Huggingface CVEs & Vulnerabilities
5 CVEs affecting Huggingface products, tracked from the National Vulnerability Database, with CVSS/EPSS scores and exploitation status.
Most Affected Products
A vulnerability in the LightGlue model loading path of huggingface/transformers version 5.2.0 allows an attacker-controlled model repository to execute arbitrary code during model initialization. The issue arises because the `trust_remote_code` parameter, intended to prevent remote code execution, is overridden by untrusted serialized configuration data in a nested code path. Specifically, when loading a LightGlue model using `AutoModel.from_pretrained()` with `trust_remote_code=False`, the `LightGlueConfig` reads the `trust_remote_code` value from the untrusted `config.json` file and propagates it into nested `AutoConfig.from_pretrained()` calls. This results in the execution of attacker-provided Python modules, even when the victim explicitly disables remote code execution. The vulnerability poses a high risk for environments such as API inference servers, research notebooks, CI/CD pipelines, and model evaluation workers, potentially leading to credential theft, lateral movement, or persistence/backdoor deployment.
Diffusers is the a library for pretrained diffusion models. Prior to 0.38.0, diffusers 0.37.0 allows remote code execution without the trust_remote_code=True safeguard when loading pipelines from Hugging Face Hub repositories. The _resolve_custom_pipeline_and_cls function in pipeline_loading_utils.py performs string interpolation on the custom_pipeline parameter using f"{custom_pipeline}.py". When custom_pipeline is not supplied by the user, it defaults to None, which Python interpolates as the literal string "None.py". If an attacker publishes a Hub repository containing a file named None.py with a class that subclasses DiffusionPipeline, the file is automatically downloaded and executed during a standard DiffusionPipeline.from_pretrained() call with no additional keyword arguments. The trust_remote_code check in DiffusionPipeline.download() is bypassed because it evaluates custom_pipeline is not None as False (since the kwarg was never supplied), while the downstream code path that actually loads the module resolves the None value into a valid filename. An attacker can achieve silent arbitrary code execution by publishing a malicious model repository with a None.py file and a standard-looking model_index.json that references a legitimate pipeline class name, requiring only that a victim calls from_pretrained on the repository. This vulnerability is fixed in 0.38.0.
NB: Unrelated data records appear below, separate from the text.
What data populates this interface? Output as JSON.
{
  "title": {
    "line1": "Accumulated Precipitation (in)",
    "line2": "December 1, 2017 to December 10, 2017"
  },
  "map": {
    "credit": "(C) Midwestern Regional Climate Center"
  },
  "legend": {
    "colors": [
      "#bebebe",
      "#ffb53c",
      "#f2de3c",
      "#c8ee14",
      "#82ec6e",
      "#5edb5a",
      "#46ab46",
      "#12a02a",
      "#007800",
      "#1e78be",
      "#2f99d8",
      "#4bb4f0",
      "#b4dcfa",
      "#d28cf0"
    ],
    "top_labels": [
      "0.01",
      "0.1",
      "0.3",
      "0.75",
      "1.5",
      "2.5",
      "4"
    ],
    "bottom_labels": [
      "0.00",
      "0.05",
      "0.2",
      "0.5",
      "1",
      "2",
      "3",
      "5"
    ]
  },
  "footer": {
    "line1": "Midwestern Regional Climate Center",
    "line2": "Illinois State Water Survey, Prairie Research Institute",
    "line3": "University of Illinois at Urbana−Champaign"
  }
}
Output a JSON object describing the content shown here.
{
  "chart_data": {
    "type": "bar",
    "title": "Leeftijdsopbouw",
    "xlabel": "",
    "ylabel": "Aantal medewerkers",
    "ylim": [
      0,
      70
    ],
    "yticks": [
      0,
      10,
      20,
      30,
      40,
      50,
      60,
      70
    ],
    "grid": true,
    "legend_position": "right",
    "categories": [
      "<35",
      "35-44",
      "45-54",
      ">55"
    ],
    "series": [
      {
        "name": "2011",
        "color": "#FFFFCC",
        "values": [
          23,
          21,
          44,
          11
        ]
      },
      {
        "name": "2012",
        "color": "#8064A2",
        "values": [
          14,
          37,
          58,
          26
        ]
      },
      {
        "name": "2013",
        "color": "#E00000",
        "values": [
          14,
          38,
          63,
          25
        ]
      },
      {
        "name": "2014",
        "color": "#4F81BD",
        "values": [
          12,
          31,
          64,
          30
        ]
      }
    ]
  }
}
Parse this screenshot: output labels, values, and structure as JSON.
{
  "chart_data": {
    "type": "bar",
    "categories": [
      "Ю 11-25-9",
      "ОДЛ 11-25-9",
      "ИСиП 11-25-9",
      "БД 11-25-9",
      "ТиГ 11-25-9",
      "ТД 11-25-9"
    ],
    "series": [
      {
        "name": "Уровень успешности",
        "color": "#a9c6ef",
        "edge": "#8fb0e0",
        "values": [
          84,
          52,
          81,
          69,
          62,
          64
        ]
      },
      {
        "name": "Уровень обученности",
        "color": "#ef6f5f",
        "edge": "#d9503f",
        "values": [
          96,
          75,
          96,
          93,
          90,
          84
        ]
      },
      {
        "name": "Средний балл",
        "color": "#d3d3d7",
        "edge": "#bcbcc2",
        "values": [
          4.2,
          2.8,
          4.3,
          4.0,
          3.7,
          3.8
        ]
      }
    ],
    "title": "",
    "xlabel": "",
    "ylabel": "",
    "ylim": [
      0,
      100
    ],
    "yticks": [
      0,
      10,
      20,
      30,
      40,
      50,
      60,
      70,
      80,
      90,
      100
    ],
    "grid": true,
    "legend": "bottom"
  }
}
Diffusers is the a library for pretrained diffusion models. Prior to 0.38.0, a trust_remote_code bypass in DiffusionPipeline.from_pretrained allows arbitrary remote code execution despite the user passing trust_remote_code=False (or omitting it, which is the default). The vulnerability has three variants, all sharing the same root cause — the trust_remote_code gate was implemented inside DiffusionPipeline.download() rather than at the actual dynamic-module load site, so any code path that bypassed or short-circuited download() also bypassed the security check. DiffusionPipeline.from_pretrained('repoA', custom_pipeline='attacker/repoB', trust_remote_code=False) — the gate evaluated against repoA's file list rather than repoB's, so repoB's pipeline.py was loaded and executed. DiffusionPipeline.from_pretrained('/local/snapshot', custom_pipeline='attacker/repoB', trust_remote_code=False) — the local-path branch never invoked download(), so the gate was never reached and remote code from repoB executed. DiffusionPipeline.from_pretrained('/local/snapshot', trust_remote_code=False) where the snapshot contains custom component files (e.g. unet/my_unet_model.py) referenced from model_index.json — same root cause; the local path skipped download() and custom component code executed. This vulnerability is fixed in 0.38.0.
LeRobot through 0.5.1 contains an unsafe deserialization vulnerability in the async inference pipeline where pickle.loads() is used to deserialize data received over unauthenticated gRPC channels without TLS in the policy server and robot client components. An unauthenticated network-reachable attacker can achieve arbitrary code execution on the server or client by sending a crafted pickle payload through the SendPolicyInstructions, SendObservations, or GetActions gRPC calls.
A weakness has been identified in huggingface smolagents 1.24.0. Impacted is the function requests.get/requests.post of the component LocalPythonExecutor. Executing a manipulation can lead to server-side request forgery. It is possible to launch the attack remotely. The exploit has been made available to the public and could be used for attacks. The vendor was contacted early about this disclosure but did not respond in any way.